Data logging and profiling is an important part of any production ML
pipeline. [whylogs](https://whylabs.ai/whylogs) is an open source library
that analyzes your data and creates statistical summaries called whylogs
profiles. whylogs profiles can be visualized locally or uploaded to the
[WhyLabs](https://whylabs.ai/) platform where more comprehensive analyses can be carried out.

## Purpose

ZenML integrates seamlessly with whylogs and WhyLabs. This example shows
how easy it is to enhance steps in an existing ML pipeline with whylogs
profiling features. Changes to the user code are minimal while ZenML takes
care of all aspects related to whylogs serialization, versioning and persistence
and even uploading generated profiles to WhyLabs.

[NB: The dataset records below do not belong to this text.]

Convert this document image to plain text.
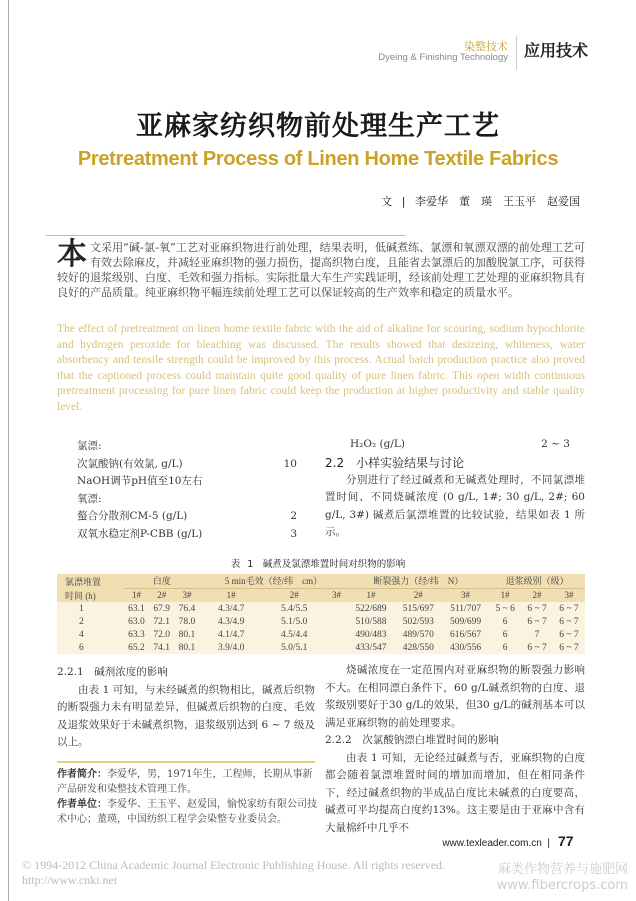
染整技术
Dyeing & Finishing Technology 应用技术
亚麻家纺织物前处理生产工艺
Pretreatment Process of Linen Home Textile Fabrics
文 | 李爱华　董　瑛　王玉平　赵爱国
本文采用“碱-氯-氧”工艺对亚麻织物进行前处理，结果表明，低碱煮练、氯漂和氧漂双漂的前处理工艺可有效去除麻皮，并减轻亚麻织物的强力损伤，提高织物白度，且能省去氯漂后的加酸脱氯工序，可获得较好的退浆级别、白度、毛效和强力指标。实际批量大车生产实践证明，经该前处理工艺处理的亚麻织物具有良好的产品质量。纯亚麻织物平幅连续前处理工艺可以保证较高的生产效率和稳定的质量水平。
The effect of pretreatment on linen home textile fabric with the aid of alkaline for scouring, sodium hypochlorite and hydrogen peroxide for bleaching was discussed. The results showed that desizeing, whiteness, water absorbency and tensile strength could be improved by this process. Actual batch production practice also proved that the captioned process could maintain quite good quality of pure linen fabric. This open width continuous pretreatment processing for pure linen fabric could keep the production at higher productivity and stable quality level.
氯漂:
次氯酸钠(有效氯, g/L)	10
NaOH调节pH值至10左右
氧漂:
螯合分散剂CM-5 (g/L)	2
双氧水稳定剂P-CBB (g/L)	3
H₂O₂ (g/L)	2 ~ 3
2.2　小样实验结果与讨论
分别进行了经过碱煮和无碱煮处理时，不同氯漂堆置时间、不同烧碱浓度 (0 g/L, 1#; 30 g/L, 2#; 60 g/L, 3#) 碱煮后氯漂堆置的比较试验，结果如表 1 所示。
表 1　碱煮及氯漂堆置时间对织物的影响
氯漂堆置	白度			5 min毛效（经/纬　cm）			断裂强力（经/纬　N）			退浆级别（级）		
时间 (h)	1#	2#	3#	1#	2#	3#	1#	2#	3#	1#	2#	3#
1	63.1	67.9	76.4	4.3/4.7	5.4/5.5		522/689	515/697	511/707	5 ~ 6	6 ~ 7	6 ~ 7
2	63.0	72.1	78.0	4.3/4.9	5.1/5.0		510/588	502/593	509/699	6	6 ~ 7	6 ~ 7
4	63.3	72.0	80.1	4.1/4.7	4.5/4.4		490/483	489/570	616/567	6	7	6 ~ 7
6	65.2	74.1	80.1	3.9/4.0	5.0/5.1		433/547	428/550	430/556	6	6 ~ 7	6 ~ 7
2.2.1　碱剂浓度的影响
由表 1 可知，与未经碱煮的织物相比，碱煮后织物的断裂强力未有明显差异，但碱煮后织物的白度、毛效及退浆效果好于未碱煮织物，退浆级别达到 6 ~ 7 级及以上。
烧碱浓度在一定范围内对亚麻织物的断裂强力影响不大。在相同漂白条件下，60 g/L碱煮织物的白度、退浆级别要好于30 g/L的效果，但30 g/L的碱剂基本可以满足亚麻织物的前处理要求。
2.2.2　次氯酸钠漂白堆置时间的影响
由表 1 可知，无论经过碱煮与否，亚麻织物的白度都会随着氯漂堆置时间的增加而增加，但在相同条件下，经过碱煮织物的半成品白度比未碱煮的白度要高，碱煮可平均提高白度约13%。这主要是由于亚麻中含有大量棉纤中几乎不
作者简介：李爱华，男，1971年生，工程师，长期从事新产品研发和染整技术管理工作。
作者单位：李爱华、王玉平、赵爱国，愉悦家纺有限公司技术中心；董瑛，中国纺织工程学会染整专业委员会。
www.texleader.com.cn | 77
© 1994-2012 China Academic Journal Electronic Publishing House. All rights reserved.　http://www.cnki.net
麻类作物营养与施肥网
www.fibercrops.com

The ZenML whylogs integration includes the following features showcased in this
example:

* a predefined `WhylogsProfilerStep` ZenML step class that can be
instantiated and inserted into any pipeline to generate a whylogs profile
out of a Pandas DataFrame and return the profile as a step output artifact.
Instantiating this type of step is simplified even further through the
use of the `whylogs_profiler_step` utility function.
* a `WhylogsVisualizer` ZenML visualizer that can be used to display whylogs
profile artifacts produced during the execution of pipelines.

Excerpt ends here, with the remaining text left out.